There’s just nothing worth holding on to here, and that includes the re-appearance of Dr. Gordon (Cary Elwes).  He was the series’ first player, last seen crawling out of a dungeon after having sawed his own leg out of a shackle; because the dungeon had been sealed at the end, it was assumed that Gordon was left to die.  Well, he’s back and blander than ever.  Springing up in a Jigsaw survivor’s support group to harangue Bobby for his exploitation of a tragedy, we’re led to believe that he’ll be a major player; in truth, he’s nothing more than a totem meant to perk up the audience for a couple of minutes before plunging them into a Mobius strip of Saw’s greatest hits.
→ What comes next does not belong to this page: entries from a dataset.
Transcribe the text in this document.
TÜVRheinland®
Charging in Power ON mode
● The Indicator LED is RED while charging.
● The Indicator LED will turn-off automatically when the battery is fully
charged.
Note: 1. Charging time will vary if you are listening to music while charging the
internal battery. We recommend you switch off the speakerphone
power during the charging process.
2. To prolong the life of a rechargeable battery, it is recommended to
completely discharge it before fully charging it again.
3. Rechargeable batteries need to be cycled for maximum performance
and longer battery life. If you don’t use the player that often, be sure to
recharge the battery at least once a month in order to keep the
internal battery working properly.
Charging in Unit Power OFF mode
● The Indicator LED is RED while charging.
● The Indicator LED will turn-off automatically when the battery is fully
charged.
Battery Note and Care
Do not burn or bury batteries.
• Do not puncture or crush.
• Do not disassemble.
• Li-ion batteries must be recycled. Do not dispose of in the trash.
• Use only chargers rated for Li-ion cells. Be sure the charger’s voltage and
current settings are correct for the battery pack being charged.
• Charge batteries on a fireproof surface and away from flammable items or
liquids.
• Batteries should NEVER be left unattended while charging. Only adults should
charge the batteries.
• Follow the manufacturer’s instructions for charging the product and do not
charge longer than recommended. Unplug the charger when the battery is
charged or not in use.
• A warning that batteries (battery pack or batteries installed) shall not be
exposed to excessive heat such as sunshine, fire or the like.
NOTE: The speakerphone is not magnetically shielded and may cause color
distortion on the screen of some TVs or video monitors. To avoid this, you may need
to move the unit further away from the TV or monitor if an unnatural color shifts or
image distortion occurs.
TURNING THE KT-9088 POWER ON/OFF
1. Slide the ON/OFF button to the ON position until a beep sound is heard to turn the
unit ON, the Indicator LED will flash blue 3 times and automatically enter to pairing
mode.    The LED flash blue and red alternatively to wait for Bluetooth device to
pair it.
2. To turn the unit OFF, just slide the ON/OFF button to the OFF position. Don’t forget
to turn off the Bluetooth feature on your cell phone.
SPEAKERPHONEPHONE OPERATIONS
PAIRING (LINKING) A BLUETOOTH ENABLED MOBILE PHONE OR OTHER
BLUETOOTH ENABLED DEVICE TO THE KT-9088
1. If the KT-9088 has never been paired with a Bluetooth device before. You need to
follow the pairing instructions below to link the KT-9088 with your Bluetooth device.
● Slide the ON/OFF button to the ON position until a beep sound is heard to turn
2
The earlier movies had great twist endings; the writers really went for Usual Suspects-level mind-fucks in parts one through four.  In Saw 3D, we learn that Dr. Gordon had been helping Jigsaw set up his traps ever since part two (or thereabouts), and that he’s now taken over the mantle of Jigsaw.  Could there be a more obvious, insulting revelation?  The entire franchise is now so in-bred that the direct-to-DVD follow-up will likely reveal that the hospital janitor, junkyard night watchman, and President Obama were also apprentices with advanced degrees in mutilation physics.

I hate to say it, but the thing that engaged my brain the most during this movie was trying to figure out whether or not Bobby was actually played by Sean Patrick Flannery.  During his first few scenes, I couldn’t tell if it was the same actor from The Boondock Saints or some unknown who’d undergone really shitty plastic surgery to look like him.  It was Flannery, all right, using none of the charms that made him somewhat famous, and looking like someone had replaced the lower half of his face with a flesh colored water balloon that had just about reached capacity.

Is it too much to ask that filmmakers reward loyal fans’ seven years of dedication with more than two tired callbacks to the once-ominous declaration of “Game Over”?  Maybe it’s the pressure of having to churn out one of these movies each year, but the fun has just been sucked right out of Saw.  I’d love to dangle Melton and Dunstan over a pit of whirling lawnmower blades and force them to come up with something original—or at least compelling.

Actually, that’s not true.  Doing so would imply that I care about what happens next.